Parkinson’s disease is marked by a progressive loss of coordination and movement problems, with motor symptoms such as tremors, abnormally slow movements, and muscle rigidity. Patients often have difficulties with walking and balance, as well as problems with repetitive actions such as handwriting.

Nonmotor symptoms, including depression and anxiety, sleeping problems, fatigue, and cognitive changes, also may occur in Parkinson’s.

The app is best suited to adults diagnosed with Parkinson’s disease for at least three years. It can be downloaded and used immediately, with instructions about how to get the free activity bracelet.

Soturi allows patients to record and track their daily symptoms with the app and set reminders to take their medication on time.

It also contains two eight-week programs: one focused on physical activity, aimed at reducing coordination and postural problems, as well as joint pain; and another involving speech exercises designed to strengthen their voice and practice new habits. The app also provides tools to manage anxiety, such as mediation.

Except for standard data fees that come with a cellphone, all the features are fully accessible at no charge.

Data bracelets educational

Notably, patients’ movement data, collected with the activity bracelet, are expected to help improve knowledge of Parkinson’s.

“At Newel Health, we aim to create solutions like Soturi that can truly make a difference in people’s lives, by harnessing the power of data and technology and keeping the human touch at the forefront of our products,” said PierPaolo Iagulli, chief operating officer at Newel Health.

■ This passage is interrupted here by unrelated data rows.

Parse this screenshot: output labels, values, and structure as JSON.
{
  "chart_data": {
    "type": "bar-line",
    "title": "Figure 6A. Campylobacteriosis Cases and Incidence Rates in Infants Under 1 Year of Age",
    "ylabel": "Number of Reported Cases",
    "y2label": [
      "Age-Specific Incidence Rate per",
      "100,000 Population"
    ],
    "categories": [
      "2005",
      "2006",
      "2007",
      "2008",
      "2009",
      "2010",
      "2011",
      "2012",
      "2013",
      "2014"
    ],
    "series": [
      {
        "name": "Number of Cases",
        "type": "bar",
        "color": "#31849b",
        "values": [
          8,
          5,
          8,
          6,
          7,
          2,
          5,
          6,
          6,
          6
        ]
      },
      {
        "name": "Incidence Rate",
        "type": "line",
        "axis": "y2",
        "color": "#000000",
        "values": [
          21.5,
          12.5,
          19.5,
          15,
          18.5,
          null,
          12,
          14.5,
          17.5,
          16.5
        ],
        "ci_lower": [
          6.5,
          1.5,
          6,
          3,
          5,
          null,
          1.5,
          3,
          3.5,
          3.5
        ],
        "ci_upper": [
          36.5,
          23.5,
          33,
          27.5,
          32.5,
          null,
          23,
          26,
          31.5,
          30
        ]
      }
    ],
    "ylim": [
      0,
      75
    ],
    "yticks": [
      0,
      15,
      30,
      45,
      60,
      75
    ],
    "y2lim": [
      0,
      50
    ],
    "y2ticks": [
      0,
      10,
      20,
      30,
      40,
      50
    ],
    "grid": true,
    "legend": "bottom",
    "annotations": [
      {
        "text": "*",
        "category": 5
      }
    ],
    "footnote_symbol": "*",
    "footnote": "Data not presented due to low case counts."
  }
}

“As we continue with this mission, H.Core, our proprietary software framework, propels us in accelerating the design, validation, production, and launch of all digital therapeutics and digital medicines,” Iagulli added.

Newel Health also has developed an app for people with high blood pressure. Called Amicomed, the app helps to track a person’s blood pressure and provides highly personalized lifestyle modification programs to help lower their blood pressure. It also allows remote patient monitoring by clinicians.

Roberto Ascione, chairman of the board of Healthware Ventures, a company that invested in Soturi, said that the grant “marks the first of many important milestones for the company as it continues to develop its portfolio of digital solutions so that the health journeys of people living with health conditions and their doctors’ efforts, will become as clear and successful as can be.”

“Congratulations to the team for all their dedication to this new venture and the hard work spent on these innovative solutions,” Ascione added.